Autores que utilizou como referência

Em Iowa, Bandura foi influenciado por Kenneth Spence, que tinha trabalhado com Clark Hull (1943, 1951,1952) em Yale, e pelos escritos de Miller e Dollard, principalmente com o livro "Imitação e aprendizagem" escrito por eles. Este foi um estímulo para alguns dos seus primeiros trabalhos: "Social Learning and Imitation" Interessou-se pelo desenvolvimento da noção de experiência substitutiva e da série de fenômenos que poderiam ser explicados através de uma abordagem de aprendizagem social. Com base na teoria da aprendizagem de Hull, na teoria Skinneriana e nos conceitos de modelagem e imitação, sua pesquisa resultou em uma notável abordagem da modificação do comportamento mais ampla e mais orientada pelo social, que ele chama de Teoria da Aprendizagem Social.

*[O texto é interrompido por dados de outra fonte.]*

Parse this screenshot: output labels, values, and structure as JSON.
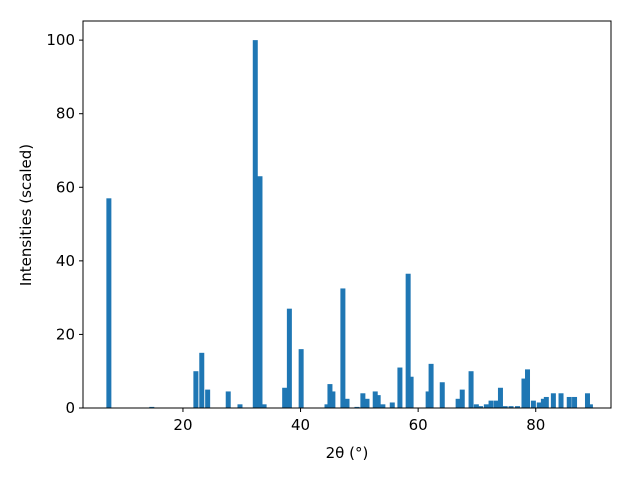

Autores aos quais se contrapunha

Embora Bandura concorde com Skinner que o comportamento humano pode modificar-se devido ao reforço, suas concepções diferem das dele: para Bandura, em vez do ser humano aprender pela vivência direta do reforço, aprende por meio da modelagem, observando outras pessoas e estabelecendo os padrões de seu comportamento; mas para Bandura, quem controla os modelos de uma sociedade controla o comportamento. Ele também critica Skinner ao estudar apenas sujeitos individuais, e principalmente ratos e pombos, em vez de sujeito humano interagindo uns com os outros. Bandura ainda apresenta séria crítica, questionando a linha de pesquisa que se desenvolveu bastante na direção de atribuir agressão a fatores constitucionais ligados ao sexo, principalmente aquela que se refere ao cromossomo sexual masculino Y. Em 1965, Jacobs, Brunton e Melville publicaram um trabalho relatando a incidência mais alta do síndrome XYY (um cromossomo Y a mais) em deficientes mentais internados por crimes violentos (2,9%), em comparação com a população geral (0,2%). A confirmação desses resultados traria forte evidência para a idéia de que agressividade estaria associada ao sexo masculino. No entanto, Bandura questiona essas evidências propostas pelos estudos genéticos uma vez que, segundo ele, os prisioneiros da pesquisa original de Jacobs et Alli raramente agrediam pessoas e que 88% de suas ofensas foram contra a propriedade.

Conclusão

As pesquisas de Bandura, suas teorias e aplicações foram bem aceitas na psicologia. Foram utilizadas no estudo do comportamento em laboratório e em sua modificação em clínica. Para ele, as pessoas aprendem muito através da imitação, o que o levou a interessar-se pela aprendizagem pela observação e a formular sua teoria cognitiva social, envolvendo-se com questões referentes à agressão e a auto-eficácia. Bandura também desenvolveu terapias comportamentais que têm sido utilizadas em várias situações na nossa atual sociedade, ou seja, uma sociedade tecnológica, na qual a importância do fator modelo é enorme. As crianças aprendem não apenas o que lhes é dito que devem fazer, mas principalmente o que vêem ser feitos por outras pessoas. Enquanto antigamente os modelos eram quase que exclusivamente os pais e membros mais próximos da família, hoje os modelos são fornecidos geralmente pelos jornais, revistas, cinema e, especialmente, a televisão. Pode-se destacar a grande importância da aplicação dos estudos de Bandura nas questões educacionais, podendo ser bem estabelecidas pelas escolas, onde bons professores podem servir de modelos a fim de incentivar ou estimular o gosto pelo estudo, uma vez que imitação do professor, feita pelos alunos, é evidente dentro das salas de aula.